In future, you might well have to provide your biometric data to mobile service providers when obtaining a new cellphone number. The same applies when applying for a SIM swap. So sayeth the Independent Communications Authority of South Africa (ICASA).
A new set of draft regulations from the regulator is explicit about the need for MSPs to collect user biometric data. The requirement is part of a larger set of changes to the country’s Numbering Plan Regulations from 2016. Most of these changes only really affect service providers like Vodacom or MTN. But the biometric requirement will directly impact the everyday person.
ICASA identity crisis?
The new amendment to the regulations — 6A, which governs activation, deactivation and recycling of numbers — calls for biometric data collection. Specifically, the “…licensee must ensure that it collects and link [sic] the biometric data of the subscriber to the number” upon application for a new phone number. Whoever sold you your phone contract must also make sure that up-to-date biometric data is kept on file.

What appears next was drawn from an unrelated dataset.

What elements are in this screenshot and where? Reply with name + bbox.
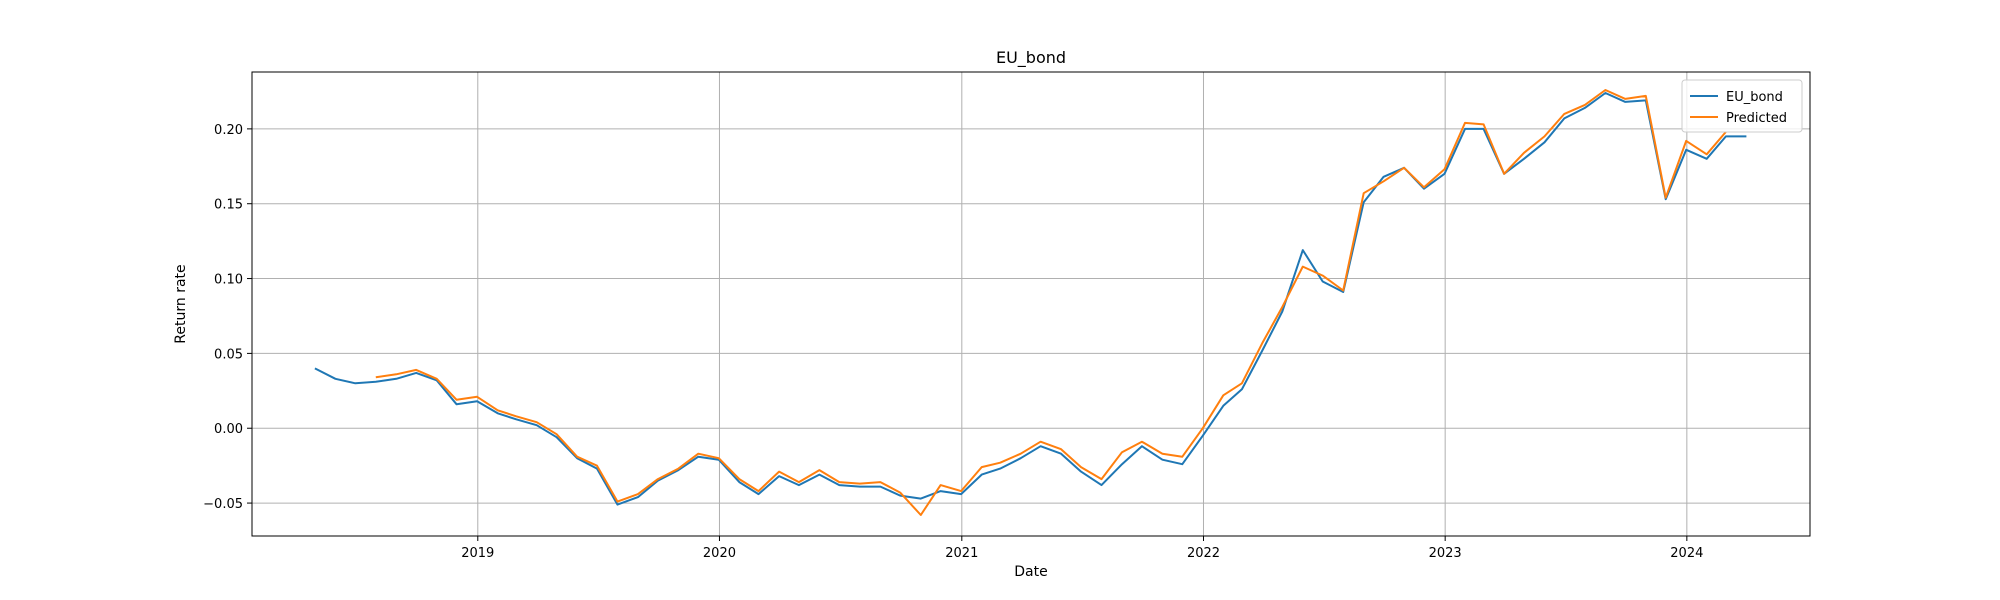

This extends to SIM swaps, which seems to be the major reason for the requirement. “If a subscriber requests a SIM swap, the Licensee must ensure that the biometric data of the user requesting the SIM swap corresponds with the biometric data associated with the mobile number.”
If biometric information doesn’t match, the swap must be declined. MSPs are also only supposed to use their new collection of identifying information for user authentication. How this will be enforced is left a mystery.
Just what forms this biometric data must take is also left mysterious. The amendment defines it as the “…measurement and statistical analysis of people’s unique physical and behavioural characteristics”. Under this definition, a voice password, thumbprint, iris scan, or facial recognition could conceivably be used. Thumbprints would probably be the simplest to implement, and the easiest to spot. If someone rocks up to a SIM swap with a severed thumb, they should probably be arrested.
ICASA’s changes to the Numbering Plan Regulations are open to public comment until 11 May 2022. If you forget to have your say right away, Dear South Africa will probably email you a reminder soon.